No caso do crime de tráfico, importa ter em consideração que, na ilicitude pressuposta para o tipo incriminador contido no artigo 21°, n" 1 do Decreto-lei nº 15/93, de 22 de Janeiro, o comportamento do arguido assume alguma relevância tendo em conta a quantidade e natureza da droga transportada, o que depõe contra o arguido.

Por seu turno, a atividade de transporte da droga apresenta sofisticação, o que igualmente depõe contra o arguido.

As exigências de prevenção geral são muito acentuadas, tendo em conta o número de crimes de tráfico que são diariamente cometidos em Portugal e de que o Círculo Judicial de Faro não é exceção. De resto, julgamentos de casos como os dos autos (em que pessoas vão a Marrocos para adquirirem haxixe e que o trazem para Portugal no interior do organismo) são muito frequentes.

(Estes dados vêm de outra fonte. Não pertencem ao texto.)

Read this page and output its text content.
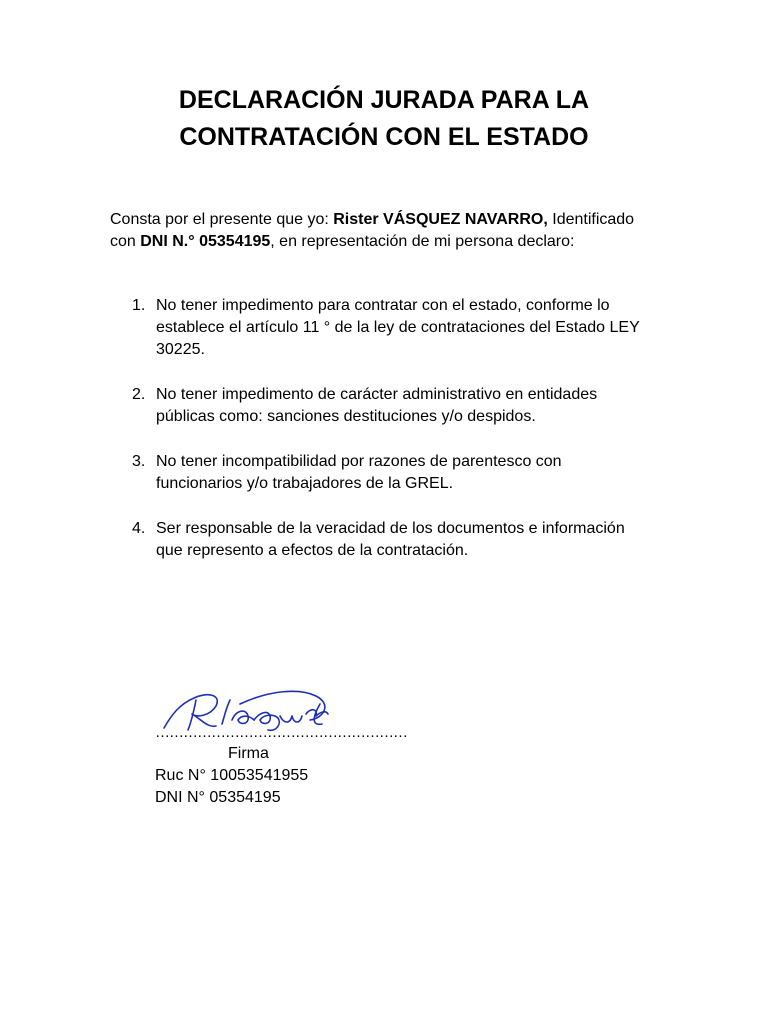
DECLARACIÓN JURADA PARA LA
CONTRATACIÓN CON EL ESTADO
Consta por el presente que yo: Rister VÁSQUEZ NAVARRO, Identificado
con DNI N.° 05354195, en representación de mi persona declaro:
1. No tener impedimento para contratar con el estado, conforme lo
establece el artículo 11 ° de la ley de contrataciones del Estado LEY
30225.
2. No tener impedimento de carácter administrativo en entidades
públicas como: sanciones destituciones y/o despidos.
3. No tener incompatibilidad por razones de parentesco con
funcionarios y/o trabajadores de la GREL.
4. Ser responsable de la veracidad de los documentos e información
que represento a efectos de la contratación.
………………………………………………
Firma
Ruc N° 10053541955
DNI N° 05354195
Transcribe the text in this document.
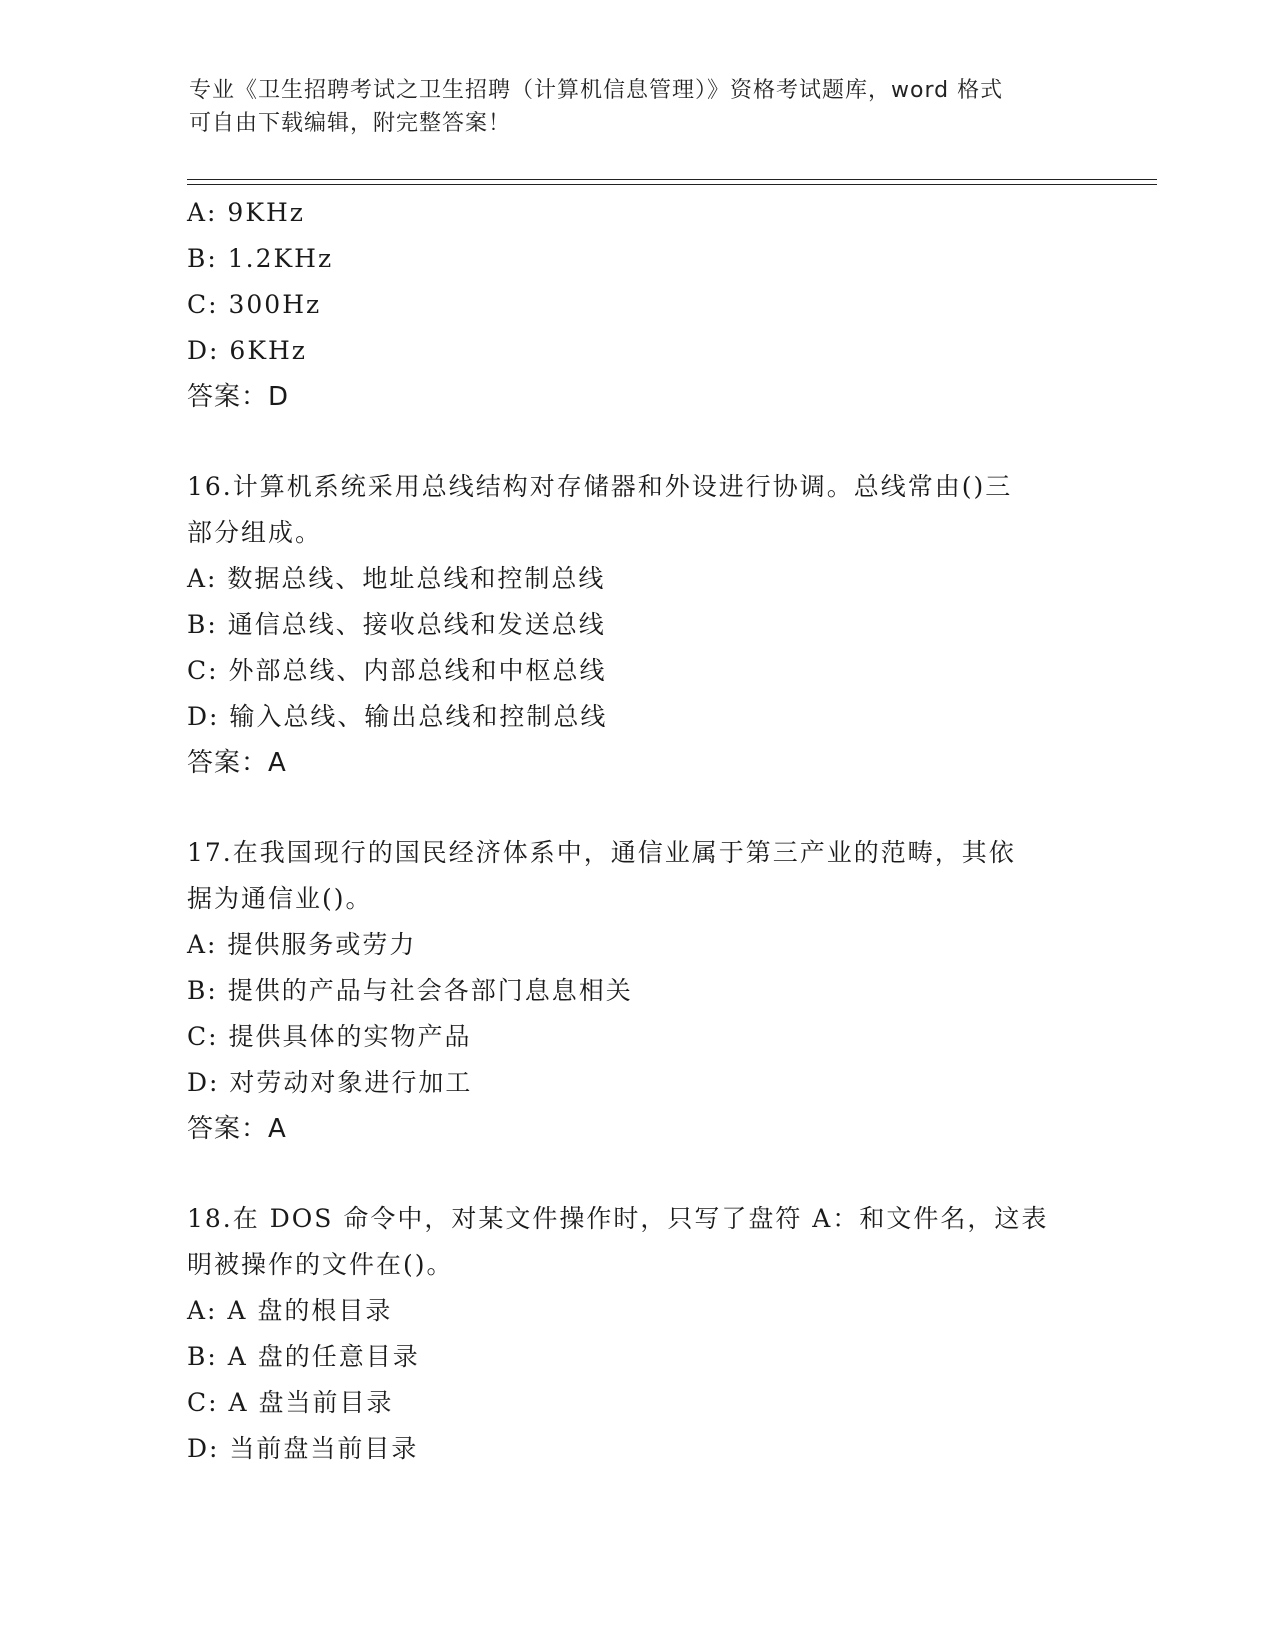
专业《卫生招聘考试之卫生招聘（计算机信息管理）》资格考试题库，word 格式
可自由下载编辑，附完整答案！
A: 9KHz
B: 1.2KHz
C: 300Hz
D: 6KHz
答案：D
16.计算机系统采用总线结构对存储器和外设进行协调。总线常由()三
部分组成。
A: 数据总线、地址总线和控制总线
B: 通信总线、接收总线和发送总线
C: 外部总线、内部总线和中枢总线
D: 输入总线、输出总线和控制总线
答案：A
17.在我国现行的国民经济体系中，通信业属于第三产业的范畴，其依
据为通信业()。
A: 提供服务或劳力
B: 提供的产品与社会各部门息息相关
C: 提供具体的实物产品
D: 对劳动对象进行加工
答案：A
18.在 DOS 命令中，对某文件操作时，只写了盘符 A：和文件名，这表
明被操作的文件在()。
A: A 盘的根目录
B: A 盘的任意目录
C: A 盘当前目录
D: 当前盘当前目录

As exigências de prevenção especial não se revelam muito acentuadas considerando, desde logo, que o arguido não tem antecedentes criminais. Por outro lado, o arguido está familiarmente inserido e tem hábitos de trabalho. Tudo isto pesa em seu favor.

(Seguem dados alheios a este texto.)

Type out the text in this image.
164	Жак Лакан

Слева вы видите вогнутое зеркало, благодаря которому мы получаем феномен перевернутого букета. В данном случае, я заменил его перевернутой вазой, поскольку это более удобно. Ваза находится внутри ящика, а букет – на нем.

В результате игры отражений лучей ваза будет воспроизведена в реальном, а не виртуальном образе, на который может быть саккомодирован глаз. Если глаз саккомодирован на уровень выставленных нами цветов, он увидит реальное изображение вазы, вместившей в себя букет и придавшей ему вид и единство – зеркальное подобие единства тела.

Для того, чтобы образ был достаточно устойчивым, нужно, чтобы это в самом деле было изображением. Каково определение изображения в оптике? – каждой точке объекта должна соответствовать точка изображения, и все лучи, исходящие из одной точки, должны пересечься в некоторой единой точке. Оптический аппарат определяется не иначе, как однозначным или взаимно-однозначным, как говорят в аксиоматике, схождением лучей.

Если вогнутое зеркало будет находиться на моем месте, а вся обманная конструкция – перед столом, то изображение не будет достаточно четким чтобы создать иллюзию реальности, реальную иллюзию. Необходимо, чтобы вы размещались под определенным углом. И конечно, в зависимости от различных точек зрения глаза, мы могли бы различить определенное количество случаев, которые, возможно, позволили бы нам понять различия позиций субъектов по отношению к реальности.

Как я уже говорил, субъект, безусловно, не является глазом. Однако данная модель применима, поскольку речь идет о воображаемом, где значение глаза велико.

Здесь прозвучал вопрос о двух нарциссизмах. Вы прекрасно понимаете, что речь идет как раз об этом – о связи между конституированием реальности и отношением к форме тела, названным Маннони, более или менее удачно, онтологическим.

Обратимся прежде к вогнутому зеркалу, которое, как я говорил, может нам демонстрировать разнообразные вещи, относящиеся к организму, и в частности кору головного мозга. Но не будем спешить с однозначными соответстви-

Não se olvidará ainda que o arguido cometeu o crime quando ainda era muito jovem (tinha 19 anos de idade).

A culpa, analisada sob o ponto de vista da vontade, revela-se intensa, o que depõe contra o arguido

Em face do exposto, julga-se adequado à culpa da arguida e às faladas exigências de prevenção, aplicar-lhe a pena de 4 anos e 3 meses de prisão.

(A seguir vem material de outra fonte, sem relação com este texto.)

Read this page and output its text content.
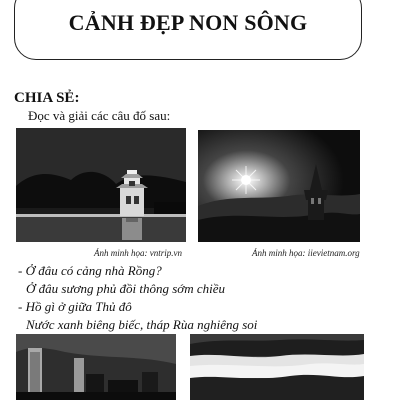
CẢNH ĐẸP NON SÔNG
CHIA SẺ:
Đọc và giải các câu đố sau:
Ảnh minh họa: vntrip.vn	Ảnh minh họa: iievietnam.org
- Ở đâu có cảng nhà Rồng?
Ở đâu sương phủ đồi thông sớm chiều
- Hồ gì ở giữa Thủ đô
Nước xanh biêng biếc, tháp Rùa nghiêng soi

Aqui chegados, uma última questão se impõe analisar e que respeita á aplicação de penas de substituição.

Dispõe o artigo 50°, nº I do Código Penal

"O tribunal suspende a execução da pena de prisão aplicada em medida não superior a 5 anos se, atendendo à personalidade do agente, às condições da sua vida, à sua conduta anterior e posterior ao crime e as circunstâncias deste, concluir que a simples censura do facto e a ameaça da prisão realizam de forma adequada e suficiente as finalidades da punição. "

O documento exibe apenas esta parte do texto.